Светлый фон

— О чём ты думаешь, Дим? — опять спросила Ганка, как когда-то. — Только честно!

— О том, как соловьи… росу клюют. Чтобы петь дальше.

— Это как же?! — Девушка повернулась к нему, широко раскрыв глаза, промытые там, у сосны, влагой, скапавшей в снег.

— Не знаю, — ответил он. — Но я слышу — соловьи росу клюют…

Она всё смотрела на него изумлённо, дышала морозным воздухом всё чаще. Потом воскликнула: «Ди-им!» — плечи её качнулись, и она горячей головой ткнулась ему в грудь.

Тяжёлое солнце всё ниже опускалось за Шантару, за густые дымы и туманы, чтобы завтра подняться над землёй снова…

Эпилог «Я СЛЫШУ — СОЛОВЬИ РОСУ КЛЮЮТ…»

Эпилог

«Я СЛЫШУ — СОЛОВЬИ РОСУ КЛЮЮТ…»

 

1

Лето 1947 года началось в Шантаре молодыми грозами, во всё небо, от края до края, полыхали весёлые молнии, обливая молчаливые камни Звенигоры жёлто-синим светом, тёплые ливни щедро поили древнюю землю, её луга и пашни, леса и степи. А когда ливни утихали, небо распахивалось до бесконечности, плавали в нём вольные птицы, днём звенели жаворонки, а ночью хлестали звёздные волны.

Над тёплыми очагами живущих и над холодными могилами мёртвых продолжалась жизнь, вечная и нескончаемая.

Война отошла в прошлое, кончилась она, казалось, давным-давно, а жуткие последствия её встречались на каждом шагу. Не поднялись ещё из пепла деревни, из руин города, по этим деревням и городам ходили на костылях инвалиды, почти в каждом доме висели, окаймлённые человеческой печалью, фотографии тех, кого война, захватив страшным своим водоворотом, унесла навсегда, кто никогда уже не увидит ни родных, ни близких, не почувствует буйных гроз, не услышит птичьего пенья.

День сегодняшний никогда не похож на день вчерашний. Жизнь шла, и всё менялось в ней…

К сорок седьмому году, так или иначе, одни вернулись в Шантару или Михайловку, обозначились или были известны кому-то судьбы других.

Иван Савельев из госпиталя вернулся в январе сорок четвёртого, не зная о трагической гибели Агаты. А когда узнал, побледнел, казалось, насквозь, качнулся и упал бы, не поддержи его Панкрат.
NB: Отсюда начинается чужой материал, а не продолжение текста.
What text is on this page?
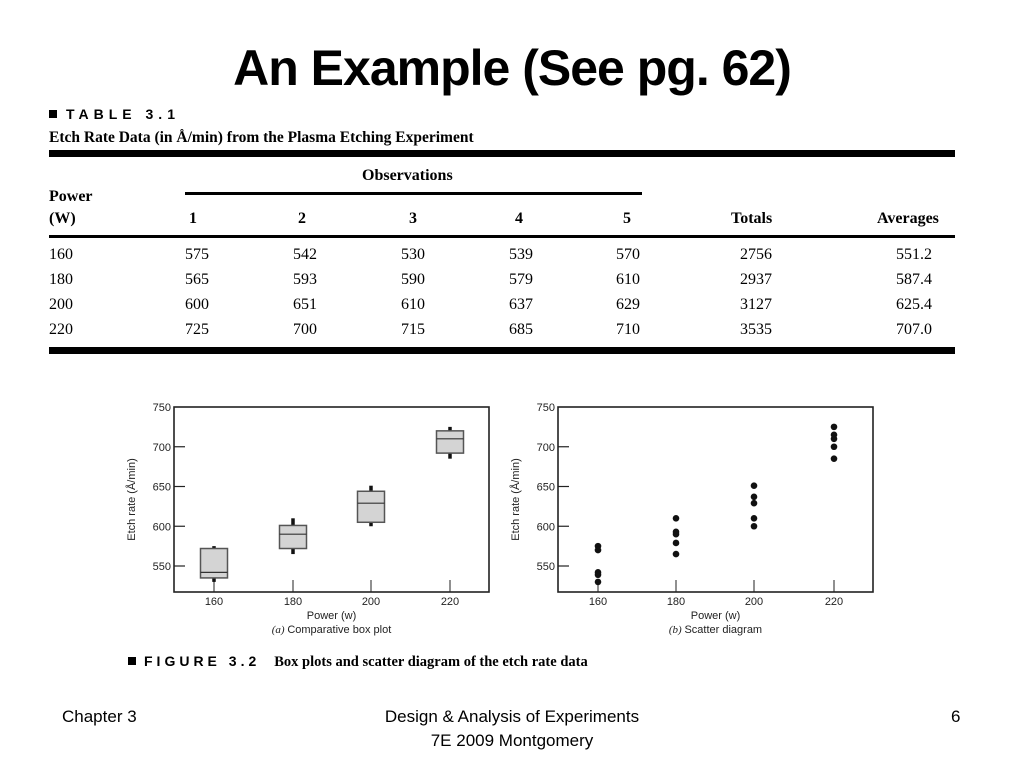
An Example (See pg. 62)
TABLE 3.1
Etch Rate Data (in Å/min) from the Plasma Etching Experiment
Observations
Power
(W)	1	2	3	4	5	Totals	Averages
160	575	542	530	539	570	2756	551.2
180	565	593	590	579	610	2937	587.4
200	600	651	610	637	629	3127	625.4
220	725	700	715	685	710	3535	707.0
550
600
650
700
750
160	180	200	220
Power (w)
(a) Comparative box plot
Etch rate (Å/min)
550
600
650
700
750
160	180	200	220
Power (w)
(b) Scatter diagram
Etch rate (Å/min)
FIGURE 3.2 Box plots and scatter diagram of the etch rate data
Chapter 3	Design & Analysis of Experiments
7E 2009 Montgomery
6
После, окаменевший и бесчувственный, он стоял и стоял над заснеженной могилой верной и безответной жены своей, которая в самые лихие времена была его единственной радостью и духовной опорой.

Он стоял в расстёгнутой шинели, прижимая к себе детей — здоровой рукой Дашу, а другой, наполовину обрубленной, Владимира, и полупустой рукав его заламывало несильным ветерком. На груди у него покачивалось несколько медалей, горел эмалью под холодным низким солнцем орден Ленина.

Год он прожил молчаливо, замкнуто, не замечая, казалось, никого, даже хлопотавшую по дому Антонину, только всё белел, белел волосами, пока голова не стала белой как снег.